During our annual security review I was reminded of an incident earlier this year where we received a threat to our organizations web server. It was over a organization policy and threatened to DDoS our site. Fortunately, nothing bad came of it and it turned out to be an empty threat. However, we still notified the CIO, CSO, and CEO and our hosting provider immediately who applauded our response. Due to the nature of our organization(in education) the preemptive response involved many people including coordination with local law enforcement.
Even though our response was plenty for an empty threat it is making me realize how little attack planning the web app has undergone. Right now the setup is:
- A Linode VPS that is not behind the enterprise firewall (there's a long story behind this that isn't worth explaining)
- a PostgreSQL DB on the same server that only allows local connections
- a Nginx server that we are currently following best practices to secure [1]
- SSH access that we are migrating to certificate authentication
- A backup VPS that has all the latest server settings and just needs the latest version of code pushed and database settings migrated (Right now used as a test server but also envisioned as a georedundancy option)
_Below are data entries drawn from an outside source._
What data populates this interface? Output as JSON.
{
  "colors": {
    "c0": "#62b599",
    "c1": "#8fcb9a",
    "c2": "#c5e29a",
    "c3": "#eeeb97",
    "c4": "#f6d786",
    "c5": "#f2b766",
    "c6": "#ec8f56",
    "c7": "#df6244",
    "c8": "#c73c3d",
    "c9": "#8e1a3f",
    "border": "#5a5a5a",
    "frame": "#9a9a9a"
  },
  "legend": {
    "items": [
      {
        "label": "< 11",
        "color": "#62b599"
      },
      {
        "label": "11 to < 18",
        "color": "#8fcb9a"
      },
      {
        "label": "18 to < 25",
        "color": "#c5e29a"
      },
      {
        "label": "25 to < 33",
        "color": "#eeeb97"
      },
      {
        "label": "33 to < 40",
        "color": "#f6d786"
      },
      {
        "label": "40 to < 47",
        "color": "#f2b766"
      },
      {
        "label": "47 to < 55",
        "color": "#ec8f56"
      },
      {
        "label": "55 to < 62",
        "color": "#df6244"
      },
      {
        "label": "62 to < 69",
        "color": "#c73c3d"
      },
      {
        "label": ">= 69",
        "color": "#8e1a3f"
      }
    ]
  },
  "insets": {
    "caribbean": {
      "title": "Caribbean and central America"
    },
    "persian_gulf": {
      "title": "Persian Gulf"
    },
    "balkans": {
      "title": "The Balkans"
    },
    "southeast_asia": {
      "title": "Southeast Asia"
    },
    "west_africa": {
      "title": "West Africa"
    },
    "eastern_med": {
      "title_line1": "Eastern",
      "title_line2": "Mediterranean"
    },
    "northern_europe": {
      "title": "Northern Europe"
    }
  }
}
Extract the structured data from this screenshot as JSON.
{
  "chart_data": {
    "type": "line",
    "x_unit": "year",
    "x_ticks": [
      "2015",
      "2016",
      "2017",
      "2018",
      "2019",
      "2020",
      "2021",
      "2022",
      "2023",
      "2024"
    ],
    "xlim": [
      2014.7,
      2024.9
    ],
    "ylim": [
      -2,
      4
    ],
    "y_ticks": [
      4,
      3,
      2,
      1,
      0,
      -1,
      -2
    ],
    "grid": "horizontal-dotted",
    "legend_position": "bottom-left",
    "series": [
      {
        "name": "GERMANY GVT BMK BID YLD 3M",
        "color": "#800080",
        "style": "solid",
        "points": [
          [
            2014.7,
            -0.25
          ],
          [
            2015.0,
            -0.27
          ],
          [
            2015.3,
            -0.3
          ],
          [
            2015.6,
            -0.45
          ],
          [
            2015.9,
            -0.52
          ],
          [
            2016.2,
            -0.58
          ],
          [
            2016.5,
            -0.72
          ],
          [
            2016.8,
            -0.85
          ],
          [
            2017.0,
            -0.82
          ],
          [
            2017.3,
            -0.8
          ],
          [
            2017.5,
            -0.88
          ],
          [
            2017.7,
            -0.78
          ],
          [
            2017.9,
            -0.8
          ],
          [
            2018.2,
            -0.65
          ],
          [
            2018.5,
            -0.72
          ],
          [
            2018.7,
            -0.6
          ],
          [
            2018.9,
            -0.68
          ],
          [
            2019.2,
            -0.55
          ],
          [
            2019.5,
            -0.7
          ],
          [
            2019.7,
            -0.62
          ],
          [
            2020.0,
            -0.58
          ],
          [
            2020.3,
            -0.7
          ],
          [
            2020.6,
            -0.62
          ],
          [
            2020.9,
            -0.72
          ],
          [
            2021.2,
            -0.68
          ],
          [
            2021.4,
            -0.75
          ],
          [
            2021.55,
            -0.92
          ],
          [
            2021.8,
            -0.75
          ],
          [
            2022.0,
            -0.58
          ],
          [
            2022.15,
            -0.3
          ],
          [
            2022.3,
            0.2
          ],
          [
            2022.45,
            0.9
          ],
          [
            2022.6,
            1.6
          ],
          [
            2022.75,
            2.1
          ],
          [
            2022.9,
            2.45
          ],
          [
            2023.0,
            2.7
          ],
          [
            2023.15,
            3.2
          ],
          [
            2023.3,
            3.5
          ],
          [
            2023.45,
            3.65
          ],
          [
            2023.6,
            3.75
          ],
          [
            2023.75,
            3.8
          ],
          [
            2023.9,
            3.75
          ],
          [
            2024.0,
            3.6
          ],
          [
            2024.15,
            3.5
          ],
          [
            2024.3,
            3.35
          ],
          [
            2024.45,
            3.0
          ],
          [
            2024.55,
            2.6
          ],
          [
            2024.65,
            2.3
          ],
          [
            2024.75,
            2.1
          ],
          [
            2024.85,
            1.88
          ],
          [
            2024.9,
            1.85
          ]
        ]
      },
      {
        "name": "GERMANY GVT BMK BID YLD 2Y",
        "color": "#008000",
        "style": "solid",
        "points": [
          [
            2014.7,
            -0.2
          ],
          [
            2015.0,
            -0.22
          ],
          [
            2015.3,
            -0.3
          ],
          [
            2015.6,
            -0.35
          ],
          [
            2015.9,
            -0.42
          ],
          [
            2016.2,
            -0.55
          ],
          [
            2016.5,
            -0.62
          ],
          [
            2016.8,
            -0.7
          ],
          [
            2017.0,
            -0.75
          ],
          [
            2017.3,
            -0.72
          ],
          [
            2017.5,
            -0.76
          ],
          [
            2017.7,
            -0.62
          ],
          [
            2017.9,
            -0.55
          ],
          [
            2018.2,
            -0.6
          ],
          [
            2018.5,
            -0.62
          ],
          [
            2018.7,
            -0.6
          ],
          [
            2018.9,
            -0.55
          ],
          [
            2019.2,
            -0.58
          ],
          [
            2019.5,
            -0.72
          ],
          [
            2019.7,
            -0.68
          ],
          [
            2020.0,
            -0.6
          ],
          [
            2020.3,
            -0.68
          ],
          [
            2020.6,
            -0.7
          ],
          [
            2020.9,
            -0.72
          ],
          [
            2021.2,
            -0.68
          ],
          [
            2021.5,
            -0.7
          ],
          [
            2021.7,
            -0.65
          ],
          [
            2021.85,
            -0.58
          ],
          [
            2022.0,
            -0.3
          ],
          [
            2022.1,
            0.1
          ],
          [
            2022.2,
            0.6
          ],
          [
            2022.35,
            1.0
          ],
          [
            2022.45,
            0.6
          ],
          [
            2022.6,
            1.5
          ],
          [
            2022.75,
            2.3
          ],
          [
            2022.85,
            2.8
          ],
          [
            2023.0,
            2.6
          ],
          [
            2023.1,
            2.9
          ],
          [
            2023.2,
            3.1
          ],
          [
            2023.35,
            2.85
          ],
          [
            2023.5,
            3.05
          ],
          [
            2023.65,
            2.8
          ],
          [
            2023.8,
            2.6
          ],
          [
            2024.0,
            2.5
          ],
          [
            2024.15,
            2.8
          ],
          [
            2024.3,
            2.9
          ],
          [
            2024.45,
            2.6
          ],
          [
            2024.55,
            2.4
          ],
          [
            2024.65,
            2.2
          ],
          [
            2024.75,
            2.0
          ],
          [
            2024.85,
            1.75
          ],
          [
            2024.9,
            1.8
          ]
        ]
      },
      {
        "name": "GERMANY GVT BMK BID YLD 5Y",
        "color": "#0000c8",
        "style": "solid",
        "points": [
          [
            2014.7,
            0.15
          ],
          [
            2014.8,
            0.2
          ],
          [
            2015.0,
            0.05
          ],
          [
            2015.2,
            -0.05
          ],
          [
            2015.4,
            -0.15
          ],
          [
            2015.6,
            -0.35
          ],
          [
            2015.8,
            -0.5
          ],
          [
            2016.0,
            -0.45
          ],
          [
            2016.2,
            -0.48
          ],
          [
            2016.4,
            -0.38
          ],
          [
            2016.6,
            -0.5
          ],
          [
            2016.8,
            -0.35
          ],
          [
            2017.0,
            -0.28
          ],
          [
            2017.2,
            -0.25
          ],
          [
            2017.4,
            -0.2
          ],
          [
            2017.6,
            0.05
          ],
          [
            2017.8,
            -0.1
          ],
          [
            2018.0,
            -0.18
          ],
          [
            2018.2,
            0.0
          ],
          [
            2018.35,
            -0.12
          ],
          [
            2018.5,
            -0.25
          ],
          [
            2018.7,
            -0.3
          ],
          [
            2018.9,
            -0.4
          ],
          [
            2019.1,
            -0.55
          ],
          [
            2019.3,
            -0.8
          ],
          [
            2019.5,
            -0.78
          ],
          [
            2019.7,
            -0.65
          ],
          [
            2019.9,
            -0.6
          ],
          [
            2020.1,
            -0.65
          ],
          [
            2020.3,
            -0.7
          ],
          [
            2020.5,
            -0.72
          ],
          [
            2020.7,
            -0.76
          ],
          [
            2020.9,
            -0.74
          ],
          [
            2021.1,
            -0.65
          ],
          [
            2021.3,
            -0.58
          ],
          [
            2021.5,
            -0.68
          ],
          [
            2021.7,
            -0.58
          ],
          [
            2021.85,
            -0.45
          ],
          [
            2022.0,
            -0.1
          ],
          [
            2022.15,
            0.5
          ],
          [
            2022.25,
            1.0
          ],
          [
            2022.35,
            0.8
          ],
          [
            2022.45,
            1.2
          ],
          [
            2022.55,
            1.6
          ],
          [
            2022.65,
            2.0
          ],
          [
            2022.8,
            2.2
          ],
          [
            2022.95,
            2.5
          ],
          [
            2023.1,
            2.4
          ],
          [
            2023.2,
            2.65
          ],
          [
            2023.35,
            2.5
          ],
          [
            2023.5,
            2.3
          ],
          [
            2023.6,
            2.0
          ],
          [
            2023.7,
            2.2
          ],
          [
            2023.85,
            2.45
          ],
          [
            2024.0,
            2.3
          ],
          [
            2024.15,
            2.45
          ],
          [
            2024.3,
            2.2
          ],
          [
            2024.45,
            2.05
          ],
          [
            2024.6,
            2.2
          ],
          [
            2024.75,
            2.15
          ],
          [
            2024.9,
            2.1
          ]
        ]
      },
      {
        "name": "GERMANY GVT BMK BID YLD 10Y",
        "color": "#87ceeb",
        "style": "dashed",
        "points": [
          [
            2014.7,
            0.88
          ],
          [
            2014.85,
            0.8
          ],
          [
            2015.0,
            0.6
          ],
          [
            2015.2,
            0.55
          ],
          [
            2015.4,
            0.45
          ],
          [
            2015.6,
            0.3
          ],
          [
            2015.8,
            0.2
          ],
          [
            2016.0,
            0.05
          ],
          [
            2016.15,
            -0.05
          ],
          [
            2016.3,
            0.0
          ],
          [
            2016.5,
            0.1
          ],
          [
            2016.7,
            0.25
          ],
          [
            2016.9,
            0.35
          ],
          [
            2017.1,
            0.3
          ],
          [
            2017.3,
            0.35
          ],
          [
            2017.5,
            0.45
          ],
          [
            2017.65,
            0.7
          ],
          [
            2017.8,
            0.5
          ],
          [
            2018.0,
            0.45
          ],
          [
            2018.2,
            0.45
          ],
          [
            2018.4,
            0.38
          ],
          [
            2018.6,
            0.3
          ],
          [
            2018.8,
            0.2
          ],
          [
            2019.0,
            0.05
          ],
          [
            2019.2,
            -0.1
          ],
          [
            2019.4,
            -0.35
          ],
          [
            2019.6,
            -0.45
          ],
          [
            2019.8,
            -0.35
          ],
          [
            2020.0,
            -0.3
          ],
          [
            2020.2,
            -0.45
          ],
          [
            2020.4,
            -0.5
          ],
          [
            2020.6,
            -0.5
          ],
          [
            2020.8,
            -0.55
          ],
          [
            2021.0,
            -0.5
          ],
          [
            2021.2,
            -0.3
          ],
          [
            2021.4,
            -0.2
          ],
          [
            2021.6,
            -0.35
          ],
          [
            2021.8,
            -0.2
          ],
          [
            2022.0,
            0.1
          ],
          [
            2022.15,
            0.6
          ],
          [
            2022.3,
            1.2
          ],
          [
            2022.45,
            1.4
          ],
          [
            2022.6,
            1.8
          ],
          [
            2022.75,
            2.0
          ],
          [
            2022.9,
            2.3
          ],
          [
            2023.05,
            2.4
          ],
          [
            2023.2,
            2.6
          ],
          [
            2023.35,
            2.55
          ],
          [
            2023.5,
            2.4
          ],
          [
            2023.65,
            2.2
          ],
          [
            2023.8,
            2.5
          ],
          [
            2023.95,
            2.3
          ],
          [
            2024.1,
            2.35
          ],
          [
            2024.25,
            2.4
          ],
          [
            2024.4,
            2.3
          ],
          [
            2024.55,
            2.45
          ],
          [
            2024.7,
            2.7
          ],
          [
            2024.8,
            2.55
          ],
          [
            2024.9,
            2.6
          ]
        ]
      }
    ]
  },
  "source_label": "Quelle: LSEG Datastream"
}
I guess my question can probably be boiled down to what other steps should I take to lock down my server as well as protect from DDoS? We would love to use Cloudflare Business with their DDoS protection, but we don't always need it and $200 a month is a bit steep for the organization. Do I even need this? Is there a solution that allows temporary DDoS protection? If not, what is the best way to maintain stability during/after an attack? Finally, what logging should be implemented so that we can assist law enforcement in the event an attack occurs?